Despite the focus on growth overseas and the strict Contingency Plan in Spain, the Company also maintains a commitment to selective growth in its home market, with hotels which add value to the portfolio, such as the recent opening of the Innside Madrid Genova and the imminent opening of the Innside Madrid Luchana, the first for the brand outside Germany, where it now has 15 hotels and is growing in major cities.
Outlook for 2013
The World Tourism Organization expects growth in 2013 of 3% in the industry, somewhat lower than in 2012, but in line with the outlook of 3.8% annually through to 2030, confirming the fundamental soundness of the industry internationally.
Meliá Hotels International is confident about the performance of hotels and resorts in Latin America and the Caribbean, a trend supported not only by the growth in consumption in their main markets and emerging domestic economies, but also the positive evolution of reservations to date, especially in the groups segment.
In Europe, highlights include the performance of hotels in the prosperous German cities as well as in Paris and London, where the Company is targeting a strong positioning for the newly opened ME London, already exceeding expectations in its first months of operations.
In Spain, Meliá will perform better in Madrid and Barcelona and will benefit from its strong presence in the less affected upscale market, although second tier Spanish cities will not have an easy time, with the Company not expecting progress in domestic corporate demand in Madrid and secondary cities – with exceptions such as Bilbao and San Sebastian – despite the positive impact of deficit control, improvements in the current account balance and labour reforms. As a result, the business strategy will prioritize attracting more international business groups and leisure customers over the weekends.
By contrast, Meliá expects a positive summer season, especially in the Mediterranean resorts. Globally, Meliá expects single-digit growth in RevPAR in 2013, growth which in January remained at +7.9% and is estimated by +6% for the first quarter of the year, mainly attributable to price increases.

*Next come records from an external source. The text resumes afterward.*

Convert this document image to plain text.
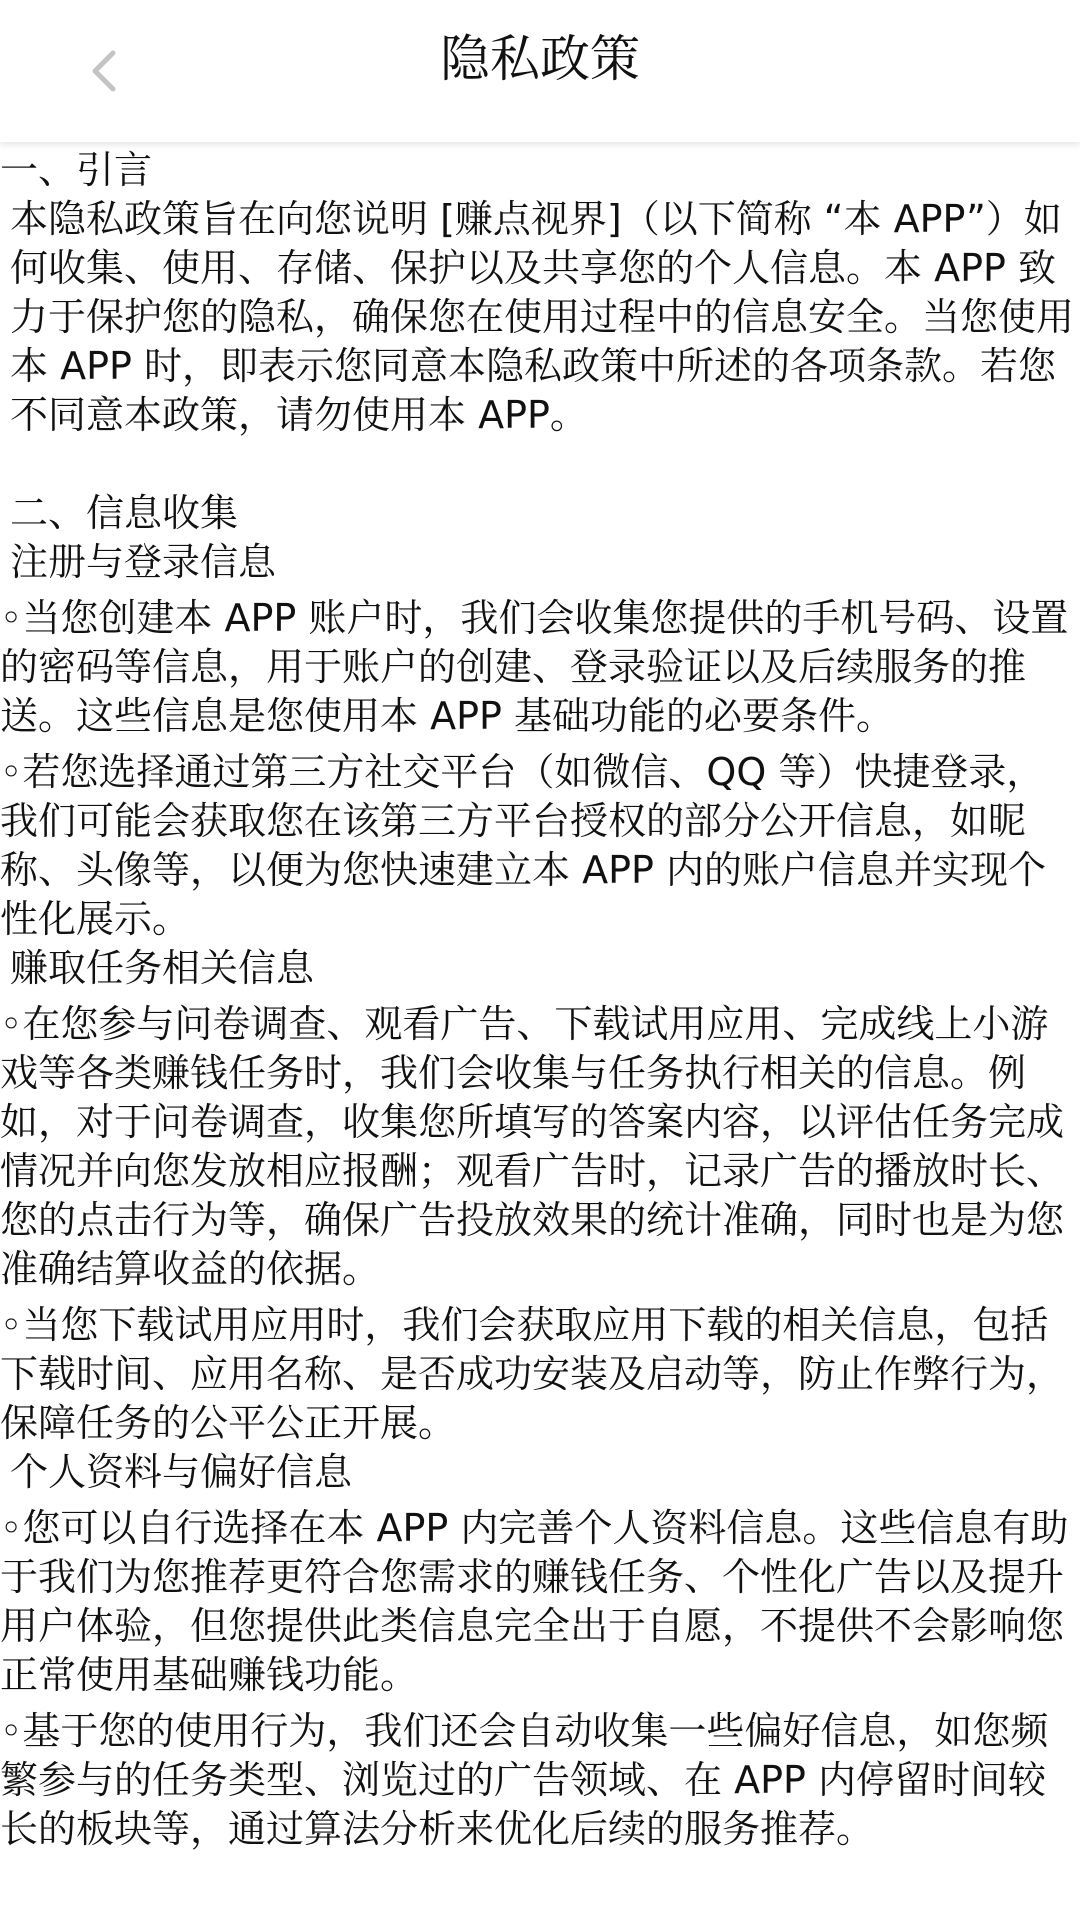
隐私政策

一、引言

本隐私政策旨在向您说明 [赚点视界]（以下简称 “本 APP”）如何收集、使用、存储、保护以及共享您的个人信息。本 APP 致力于保护您的隐私，确保您在使用过程中的信息安全。当您使用本 APP 时，即表示您同意本隐私政策中所述的各项条款。若您不同意本政策，请勿使用本 APP。

二、信息收集

注册与登录信息

◦当您创建本 APP 账户时，我们会收集您提供的手机号码、设置的密码等信息，用于账户的创建、登录验证以及后续服务的推送。这些信息是您使用本 APP 基础功能的必要条件。

◦若您选择通过第三方社交平台（如微信、QQ 等）快捷登录，我们可能会获取您在该第三方平台授权的部分公开信息，如昵称、头像等，以便为您快速建立本 APP 内的账户信息并实现个性化展示。

赚取任务相关信息

◦在您参与问卷调查、观看广告、下载试用应用、完成线上小游戏等各类赚钱任务时，我们会收集与任务执行相关的信息。例如，对于问卷调查，收集您所填写的答案内容，以评估任务完成情况并向您发放相应报酬；观看广告时，记录广告的播放时长、您的点击行为等，确保广告投放效果的统计准确，同时也是为您准确结算收益的依据。

◦当您下载试用应用时，我们会获取应用下载的相关信息，包括下载时间、应用名称、是否成功安装及启动等，防止作弊行为，保障任务的公平公正开展。

个人资料与偏好信息

◦您可以自行选择在本 APP 内完善个人资料信息。这些信息有助于我们为您推荐更符合您需求的赚钱任务、个性化广告以及提升用户体验，但您提供此类信息完全出于自愿，不提供不会影响您正常使用基础赚钱功能。

◦基于您的使用行为，我们还会自动收集一些偏好信息，如您频繁参与的任务类型、浏览过的广告领域、在 APP 内停留时间较长的板块等，通过算法分析来优化后续的服务推荐。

The Vice Chairman and CEO of Meliá, Gabriel Escarrer Jaume, stated that “the primary focus will remain on our globalisation as a superior quality hotel management company, strengthening our balance sheet, and optimizing our portfolio and structure within our Contingency Plan in Spain, preparing ourselves to lead the recovery process that, if the improvement in the main macroeconomic indicators holds up, may begin in our industry in 2014.”